PALOPO – Kasus hukum yang menimpa Gasali Mursadin, warga Palopo yang mengaku sebagai korban penganiayaan berat, kini memasuki babak baru dan penuh kontroversi.
Alih-alih mendapatkan perlindungan hukum, Gasali justru ditetapkan sebagai tersangka oleh penyidik Polres Palopo, sebuah langkah yang memantik gelombang kritik dan kecaman.
Merespons kondisi ini, Tim Kuasa Hukum dari Yayasan Bantuan Hukum (YBH) Wija Luwu resmi melaporkan penyidik Polres Palopo ke Propam Polres Palopo pada Kamis, 17 Juli 2025.
Mereka menilai penyidik telah bertindak tidak profesional dan menyimpang dari prosedur hukum.
Ketua YBH Wija Luwu, Akbar dalam keterangannya menyebutkan bahwa laporan ini bukan tanpa dasar.
Menurutnya, terdapat banyak kejanggalan dalam penanganan kasus terutama terkait penetapan status tersangka terhadap klien mereka yang justru menjadi korban dalam insiden tersebut.
“Klien kami adalah korban, bukan pelaku. Ia seharusnya dilindungi hukum, bukan dikriminalisasi,” tegas Akbar kepada jarirakyat.com, Jumat pagi (18/07/2025)
Tak berhenti di situ, tim hukum juga menggugat penyidik melalui praperadilan sebagai bentuk perlawanan atas dugaan penetapan tersangka yang dinilai cacat prosedur.
Tim kuasa hukum lainnya, Muh Ardianto Pallawa, menjelaskan bahwa pada saat peristiwa penganiayaan terjadi, Gasali Mursadin hanya membela diri dari serangan.
“Kita harus objektif, ketika kejadian berlangsung, Gasali dalam posisi terancam dan hanya mencoba bertahan dari serangan.
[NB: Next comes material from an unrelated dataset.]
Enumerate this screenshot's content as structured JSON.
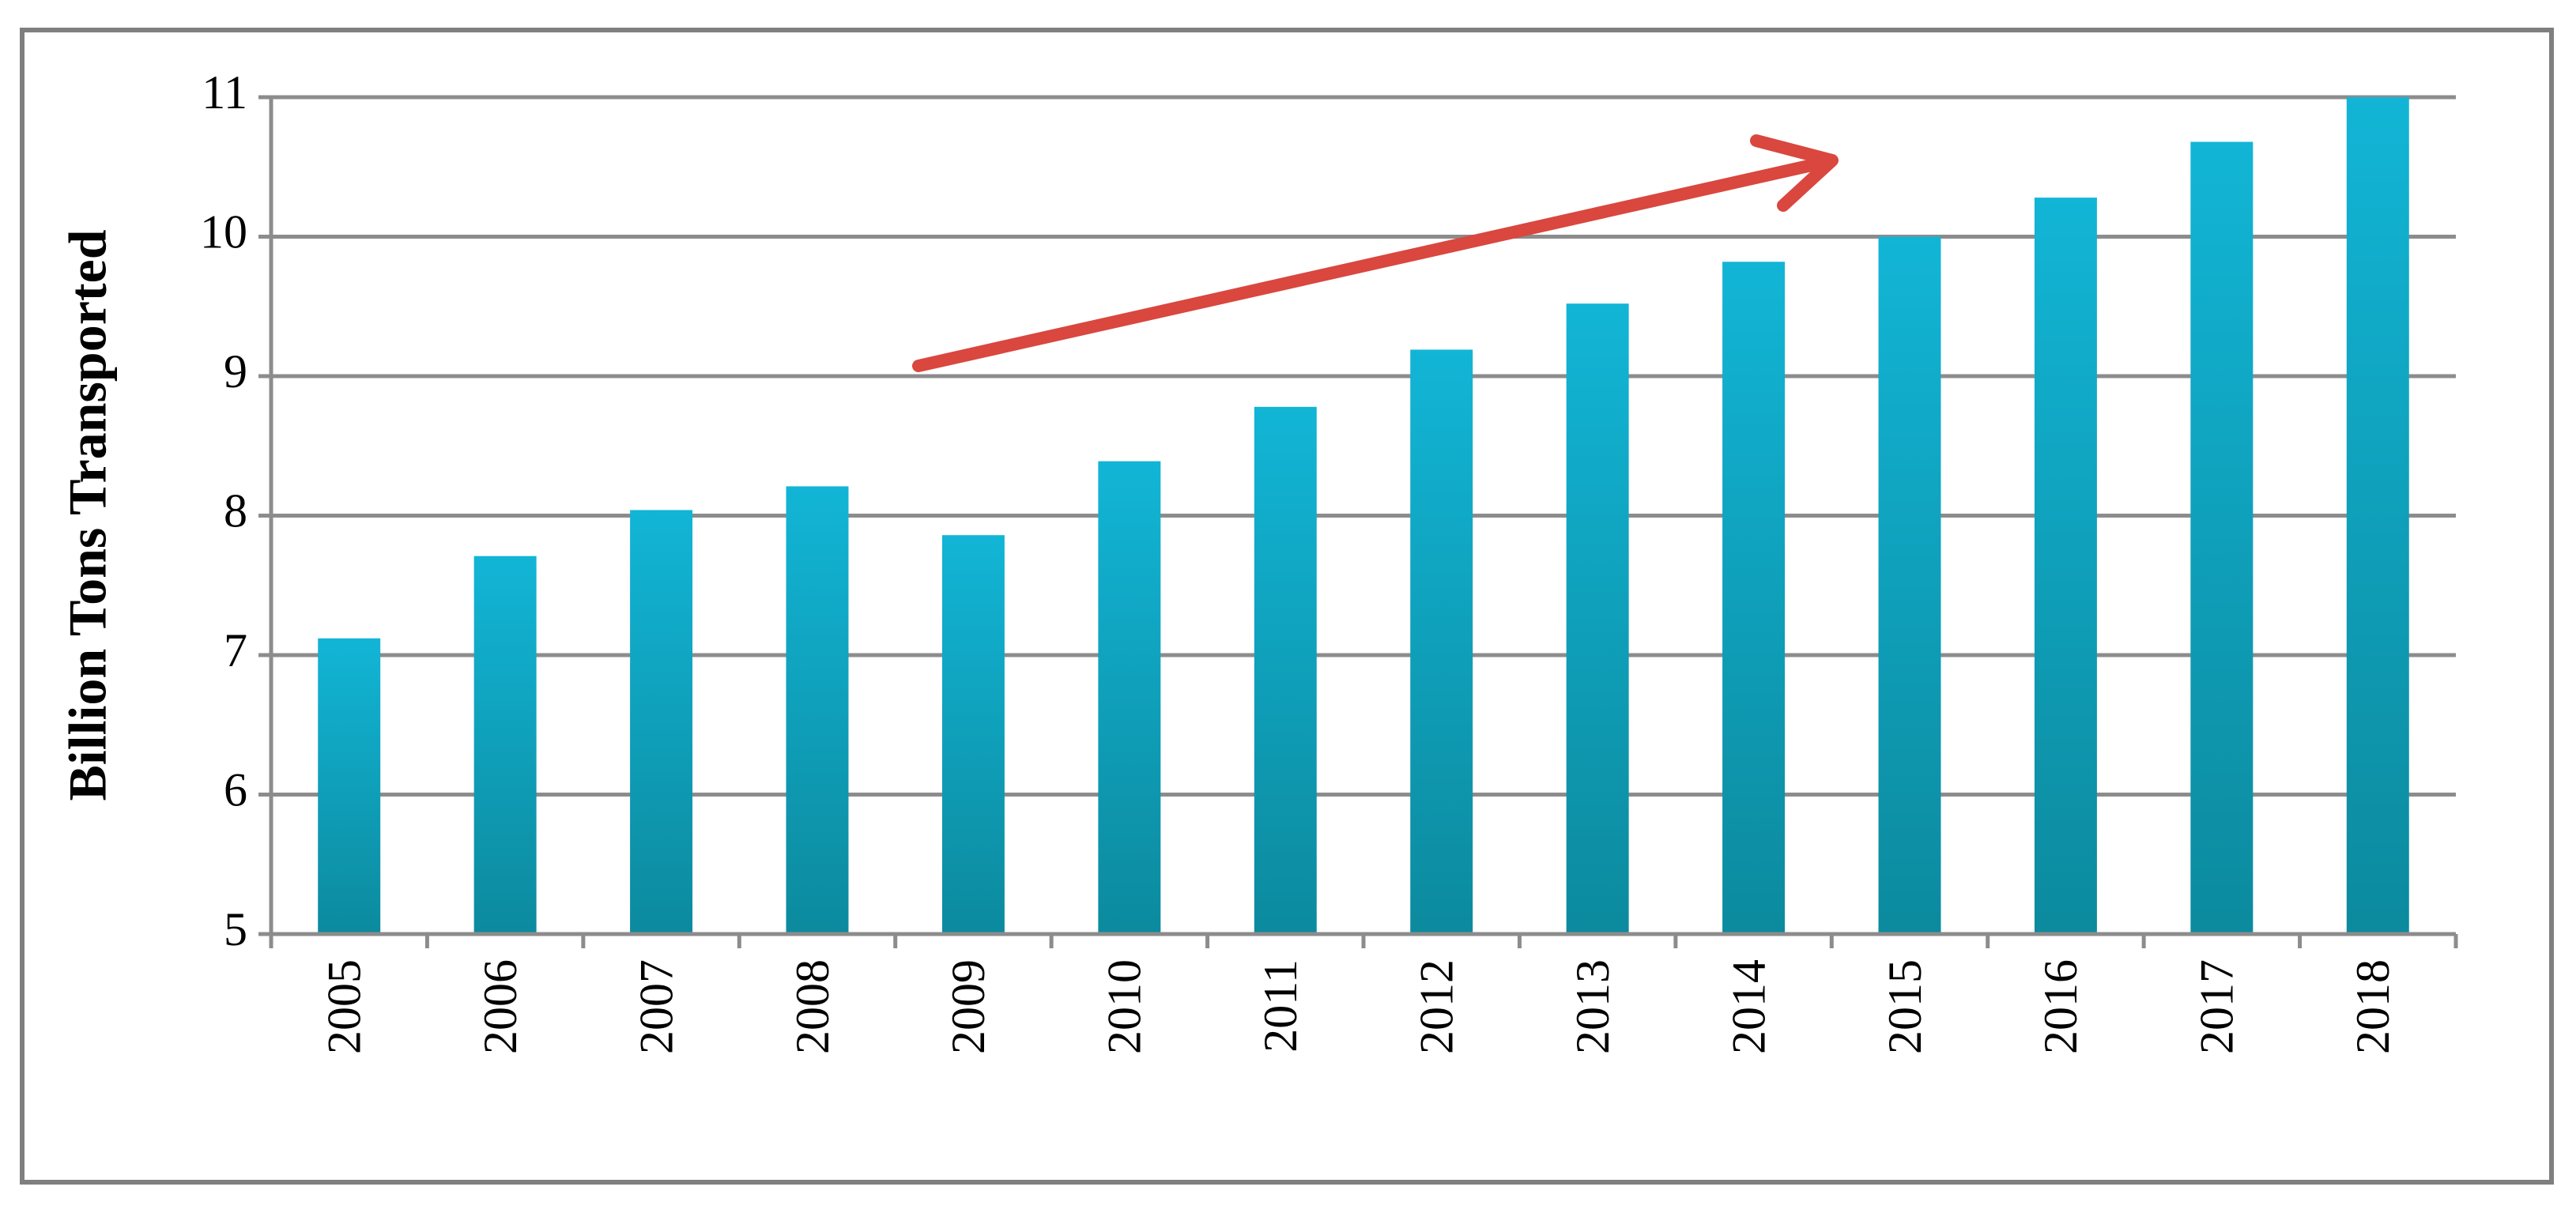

Tapi malah dia yang dijadikan tersangka dengan Pasal 351 tentang penganiayaan. Ini sungguh janggal,” ujar Ardianto.
Ia juga menekankan bahwa tindakan Gasali masuk dalam kategori pembelaan diri yang sah sebagaimana diatur dalam Pasal 48 KUHP yang menyatakan bahwa seseorang tidak dapat dipidana jika melakukan perbuatan karena pembelaan terpaksa untuk melindungi diri dari ancaman nyata.
Kini, semua mata tertuju pada Propam Polres Palopo. Apakah laporan ini akan menjadi awal terbongkarnya dugaan praktik penyimpangan hukum di balik kasus ini, atau justru menambah panjang daftar korban kriminalisasi hukum.
Yang jelas, publik menanti keadilan dan Gasali Mursadin berharap suaranya didengar bukan dibungkam oleh aturan yang tidak adil menurutnya.